The earthwork itself is a univallate rath, meaning it has a single enclosing bank rather than the multiple concentric rings found at more elaborate sites. That bank, encircling a sub-circular interior about 29 metres across, still stands to a reasonable 1.1 to 1.2 metres along its eastern half. The western half, however, has been replaced entirely by modern stone walls, so the monument presents a kind of split personality, half-ancient earthen bank, half-pragmatic farm boundary.
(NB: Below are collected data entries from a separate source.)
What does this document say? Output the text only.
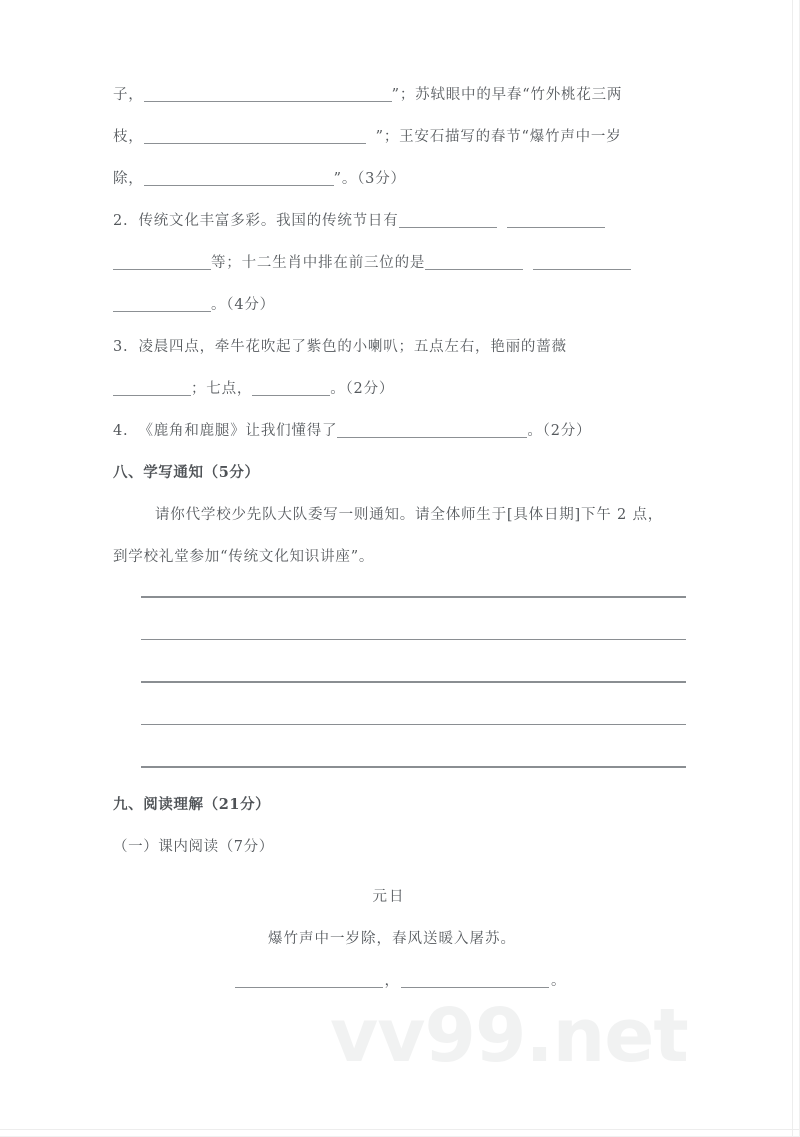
子，	”；苏轼眼中的早春“竹外桃花三两
枝，	”；王安石描写的春节“爆竹声中一岁
除，	”。（3分）
2. 传统文化丰富多彩。我国的传统节日有
等；十二生肖中排在前三位的是
。（4分）
3. 凌晨四点，牵牛花吹起了紫色的小喇叭；五点左右，艳丽的蔷薇
；七点，	。（2分）
4. 《鹿角和鹿腿》让我们懂得了	。（2分）
八、学写通知（5分）
请你代学校少先队大队委写一则通知。请全体师生于[具体日期]下午 2 点，
到学校礼堂参加“传统文化知识讲座”。
九、阅读理解（21分）
（一）课内阅读（7分）
元日
爆竹声中一岁除，春风送暖入屠苏。
，	。
vv99.net
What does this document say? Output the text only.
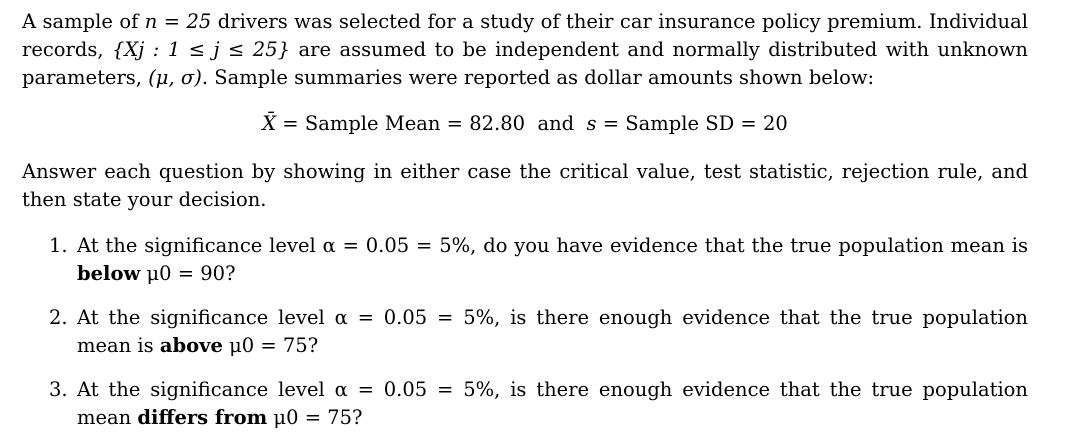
A sample of n = 25 drivers was selected for a study of their car insurance policy premium. Individual records, {Xj : 1 ≤ j ≤ 25} are assumed to be independent and normally distributed with unknown parameters, (μ, σ). Sample summaries were reported as dollar amounts shown below:

X̄ = Sample Mean = 82.80 and s = Sample SD = 20

Answer each question by showing in either case the critical value, test statistic, rejection rule, and then state your decision.

1. At the significance level α = 0.05 = 5%, do you have evidence that the true population mean is below μ0 = 90?
2. At the significance level α = 0.05 = 5%, is there enough evidence that the true population mean is above μ0 = 75?
3. At the significance level α = 0.05 = 5%, is there enough evidence that the true population mean differs from μ0 = 75?
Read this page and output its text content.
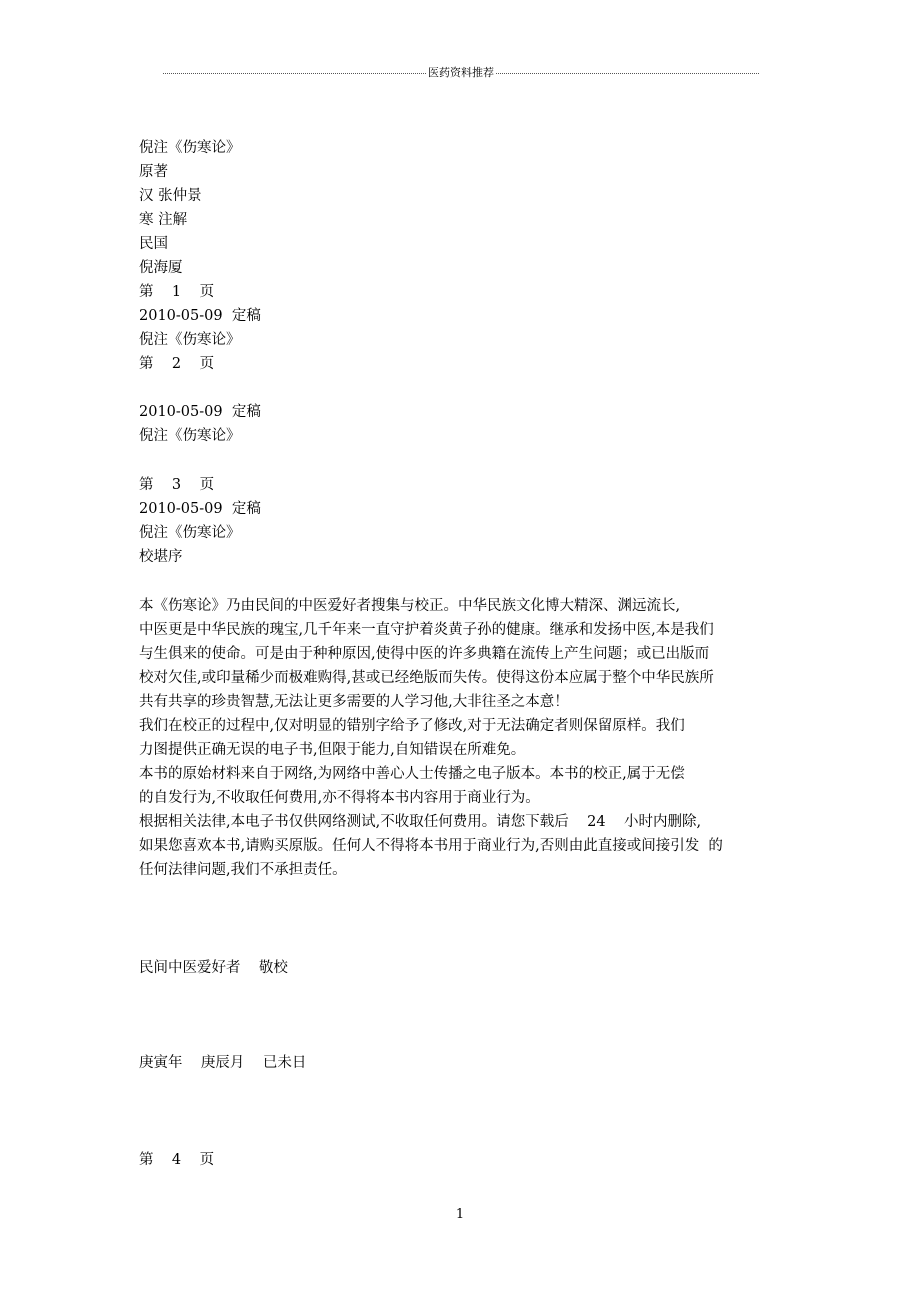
医药资料推荐
倪注《伤寒论》
原著
汉 张仲景
寒 注解
民国
倪海厦
第    1    页
2010-05-09  定稿
倪注《伤寒论》
第    2    页
2010-05-09  定稿
倪注《伤寒论》
第    3    页
2010-05-09  定稿
倪注《伤寒论》
校堪序
本《伤寒论》乃由民间的中医爱好者搜集与校正。中华民族文化博大精深、渊远流长,
中医更是中华民族的瑰宝,几千年来一直守护着炎黄子孙的健康。继承和发扬中医,本是我们
与生俱来的使命。可是由于种种原因,使得中医的许多典籍在流传上产生问题；或已出版而
校对欠佳,或印量稀少而极难购得,甚或已经绝版而失传。使得这份本应属于整个中华民族所
共有共享的珍贵智慧,无法让更多需要的人学习他,大非往圣之本意！
我们在校正的过程中,仅对明显的错别字给予了修改,对于无法确定者则保留原样。我们
力图提供正确无误的电子书,但限于能力,自知错误在所难免。
本书的原始材料来自于网络,为网络中善心人士传播之电子版本。本书的校正,属于无偿
的自发行为,不收取任何费用,亦不得将本书内容用于商业行为。
根据相关法律,本电子书仅供网络测试,不收取任何费用。请您下载后    24    小时内删除,
如果您喜欢本书,请购买原版。任何人不得将本书用于商业行为,否则由此直接或间接引发  的
任何法律问题,我们不承担责任。
民间中医爱好者    敬校
庚寅年    庚辰月    已未日
第    4    页
1
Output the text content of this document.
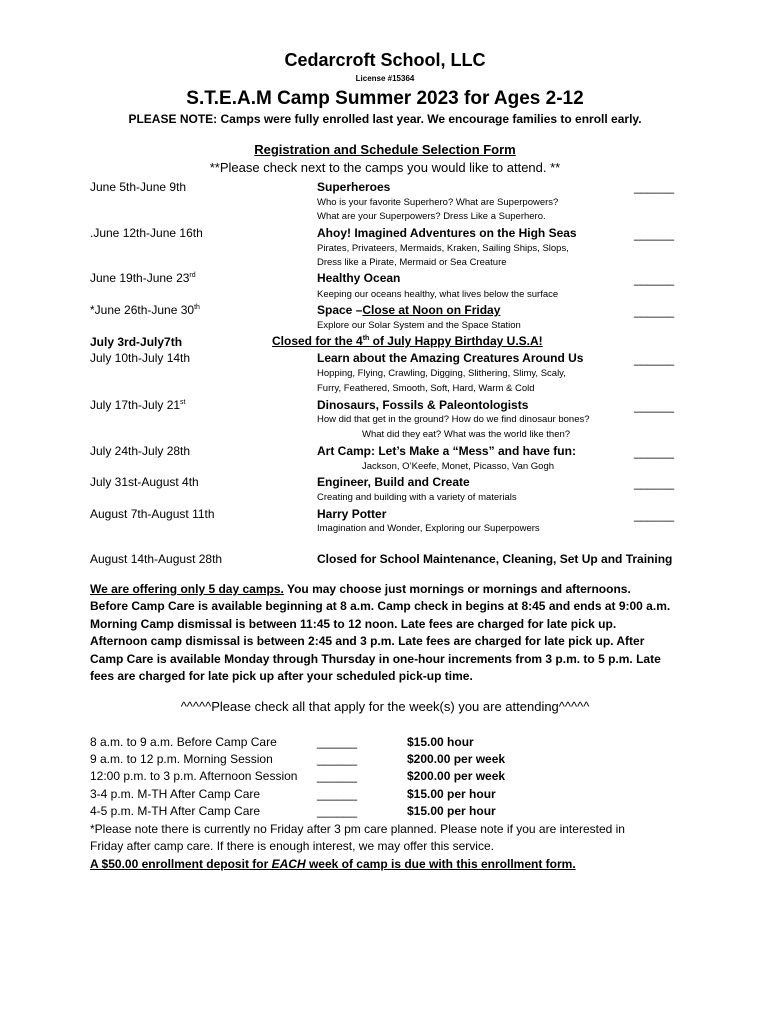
Cedarcroft School, LLC
License #15364
S.T.E.A.M Camp Summer 2023 for Ages 2-12
PLEASE NOTE: Camps were fully enrolled last year. We encourage families to enroll early.
Registration and Schedule Selection Form
**Please check next to the camps you would like to attend. **
June 5th-June 9th	Superheroes	______
Who is your favorite Superhero? What are Superpowers?
What are your Superpowers? Dress Like a Superhero.
.June 12th-June 16th	Ahoy! Imagined Adventures on the High Seas	______
Pirates, Privateers, Mermaids, Kraken, Sailing Ships, Slops,
Dress like a Pirate, Mermaid or Sea Creature
June 19th-June 23rd	Healthy Ocean	______
Keeping our oceans healthy, what lives below the surface
*June 26th-June 30th	Space –Close at Noon on Friday	______
Explore our Solar System and the Space Station
July 3rd-July7th	Closed for the 4th of July Happy Birthday U.S.A!
July 10th-July 14th	Learn about the Amazing Creatures Around Us	______
Hopping, Flying, Crawling, Digging, Slithering, Slimy, Scaly,
Furry, Feathered, Smooth, Soft, Hard, Warm & Cold
July 17th-July 21st	Dinosaurs, Fossils & Paleontologists	______
How did that get in the ground? How do we find dinosaur bones?
What did they eat? What was the world like then?
July 24th-July 28th	Art Camp: Let’s Make a “Mess” and have fun:	______
Jackson, O’Keefe, Monet, Picasso, Van Gogh
July 31st-August 4th	Engineer, Build and Create	______
Creating and building with a variety of materials
August 7th-August 11th	Harry Potter	______
Imagination and Wonder, Exploring our Superpowers
August 14th-August 28th	Closed for School Maintenance, Cleaning, Set Up and Training

We are offering only 5 day camps. You may choose just mornings or mornings and afternoons.

Before Camp Care is available beginning at 8 a.m. Camp check in begins at 8:45 and ends at 9:00 a.m.

Morning Camp dismissal is between 11:45 to 12 noon. Late fees are charged for late pick up.

Afternoon camp dismissal is between 2:45 and 3 p.m. Late fees are charged for late pick up. After

Camp Care is available Monday through Thursday in one-hour increments from 3 p.m. to 5 p.m. Late

fees are charged for late pick up after your scheduled pick-up time.

^^^^^Please check all that apply for the week(s) you are attending^^^^^
8 a.m. to 9 a.m. Before Camp Care	______	$15.00 hour
9 a.m. to 12 p.m. Morning Session	______	$200.00 per week
12:00 p.m. to 3 p.m. Afternoon Session ______	$200.00 per week
3-4 p.m. M-TH After Camp Care	______	$15.00 per hour
4-5 p.m. M-TH After Camp Care	______	$15.00 per hour
*Please note there is currently no Friday after 3 pm care planned. Please note if you are interested in
Friday after camp care. If there is enough interest, we may offer this service.
A $50.00 enrollment deposit for EACH week of camp is due with this enrollment form.
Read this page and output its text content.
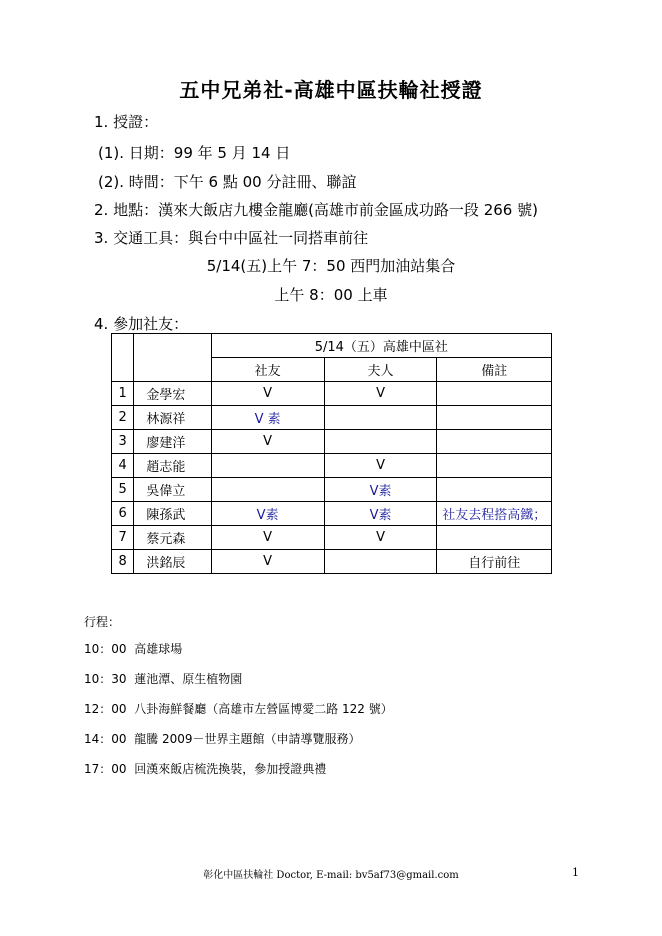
五中兄弟社-高雄中區扶輪社授證
1. 授證：
(1). 日期：99 年 5 月 14 日
(2). 時間：下午 6 點 00 分註冊、聯誼
2. 地點：漢來大飯店九樓金龍廳(高雄市前金區成功路一段 266 號)
3. 交通工具：與台中中區社一同搭車前往
5/14(五)上午 7：50 西門加油站集合
上午 8：00 上車
4. 參加社友：
		5/14（五）高雄中區社		
		社友	夫人	備註
1	金學宏	V	V	
2	林源祥	V 素		
3	廖建洋	V		
4	趙志能		V	
5	吳偉立		V素	
6	陳孫武	V素	V素	社友去程搭高鐵；
7	蔡元森	V	V	
8	洪銘辰	V		自行前往
行程：
10：00 高雄球場
10：30 蓮池潭、原生植物園
12：00 八卦海鮮餐廳（高雄市左營區博愛二路 122 號）
14：00 龍騰 2009－世界主題館（申請導覽服務）
17：00 回漢來飯店梳洗換裝，參加授證典禮
彰化中區扶輪社 Doctor, E-mail: bv5af73@gmail.com	1
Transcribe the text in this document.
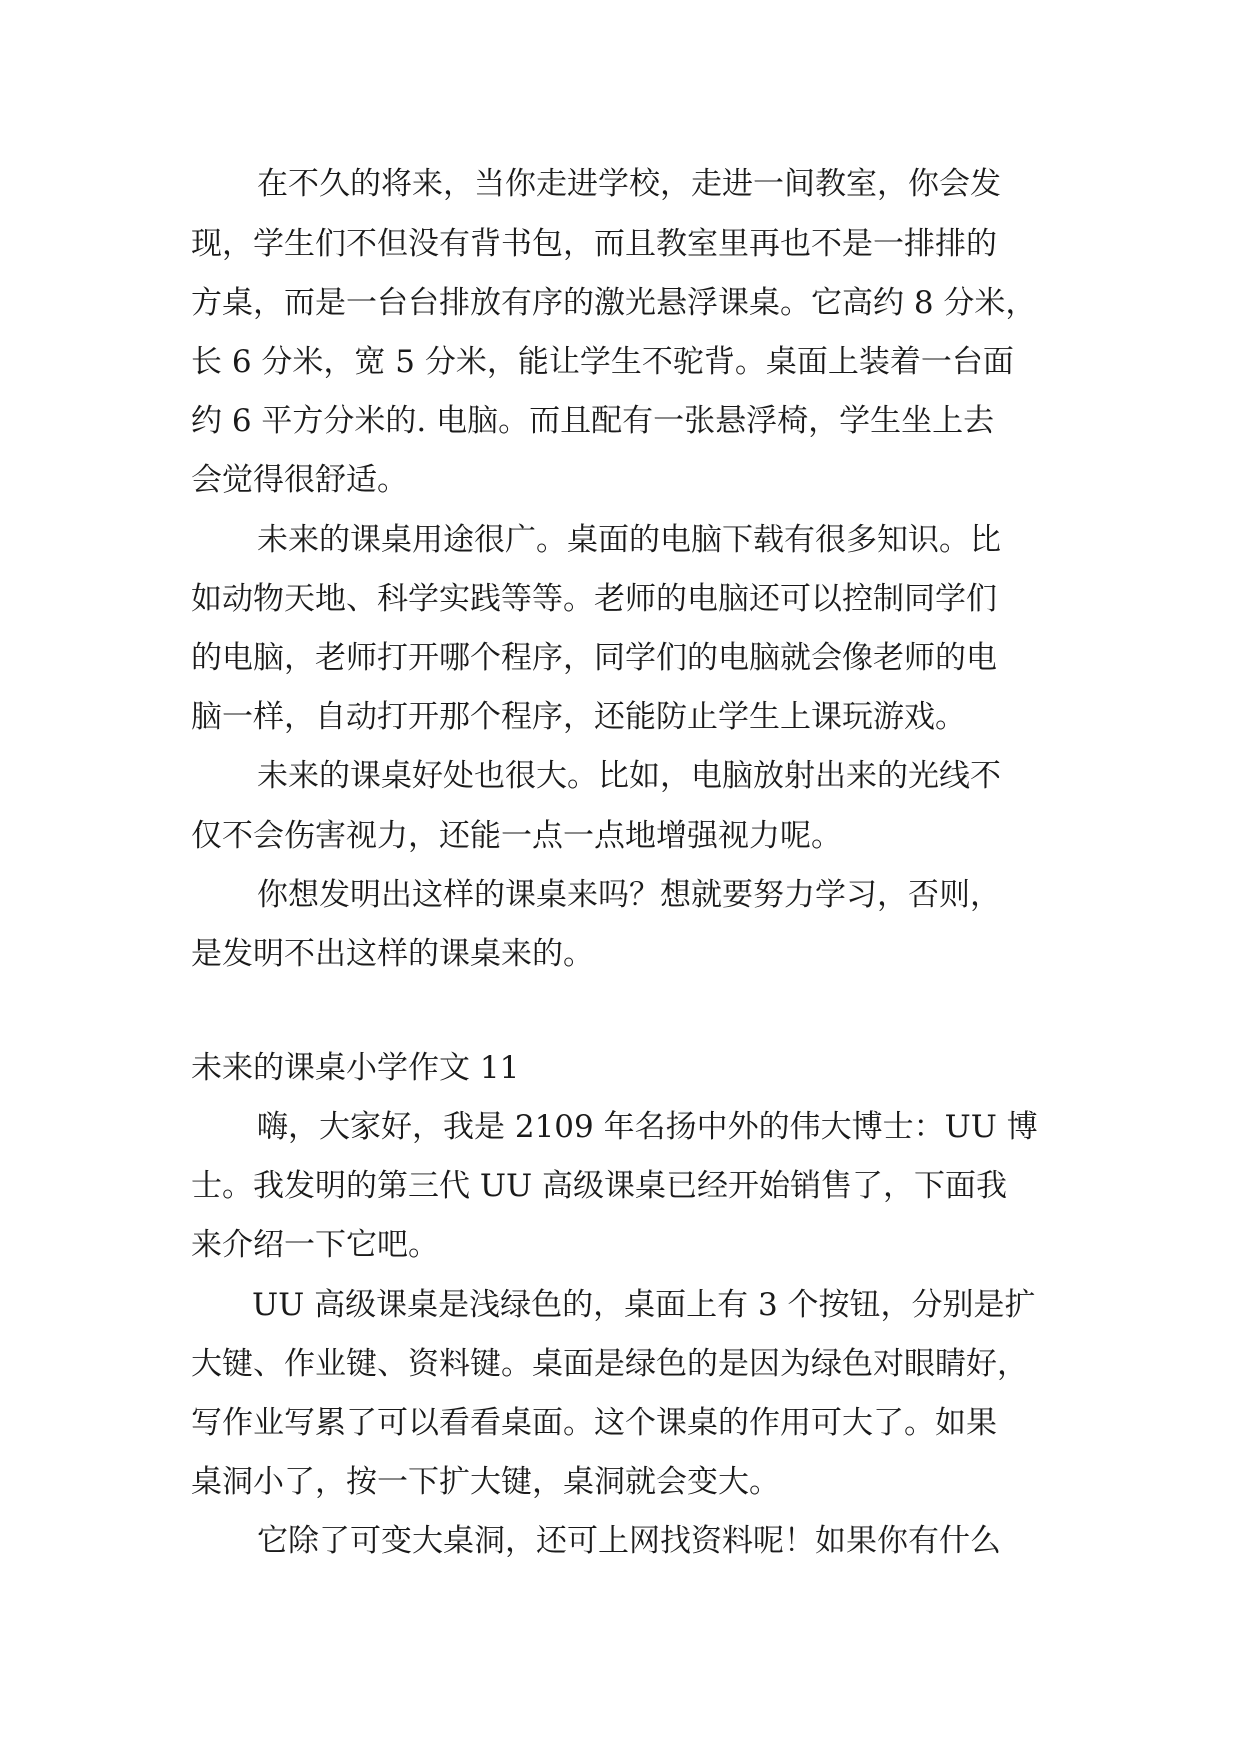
在不久的将来，当你走进学校，走进一间教室，你会发
现，学生们不但没有背书包，而且教室里再也不是一排排的
方桌，而是一台台排放有序的激光悬浮课桌。它高约 8 分米，
长 6 分米，宽 5 分米，能让学生不驼背。桌面上装着一台面
约 6 平方分米的. 电脑。而且配有一张悬浮椅，学生坐上去
会觉得很舒适。
未来的课桌用途很广。桌面的电脑下载有很多知识。比
如动物天地、科学实践等等。老师的电脑还可以控制同学们
的电脑，老师打开哪个程序，同学们的电脑就会像老师的电
脑一样，自动打开那个程序，还能防止学生上课玩游戏。
未来的课桌好处也很大。比如，电脑放射出来的光线不
仅不会伤害视力，还能一点一点地增强视力呢。
你想发明出这样的课桌来吗？想就要努力学习，否则，
是发明不出这样的课桌来的。
未来的课桌小学作文 11
嗨，大家好，我是 2109 年名扬中外的伟大博士：UU 博
士。我发明的第三代 UU 高级课桌已经开始销售了，下面我
来介绍一下它吧。
UU 高级课桌是浅绿色的，桌面上有 3 个按钮，分别是扩
大键、作业键、资料键。桌面是绿色的是因为绿色对眼睛好，
写作业写累了可以看看桌面。这个课桌的作用可大了。如果
桌洞小了，按一下扩大键，桌洞就会变大。
它除了可变大桌洞，还可上网找资料呢！如果你有什么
Inside, and detectable through the dense overgrowth despite everything working against inspection, are the ruins of a small stone hut positioned a little north-west of centre. The structure is modest, a circular area of about 4 metres in diameter enclosed by a low, grass-covered bank of collapsed walling, somewhere between 0.2 and 0.3 metres high and roughly 1.4 metres wide. Ringforts of this kind are associated with early medieval settlement in Ireland, typically dated between the fifth and tenth centuries, and internal structures like this stone hut are a common enough feature, representing the domestic or agricultural buildings that once occupied the enclosed space. What makes Knockglass Beg quietly striking is how thoroughly the layers of use have compressed here: an early medieval farmstead enclosed by an earthen bank, later colonised by modern stonework, and now serving a purpose that makes close examination both difficult and inadvisable.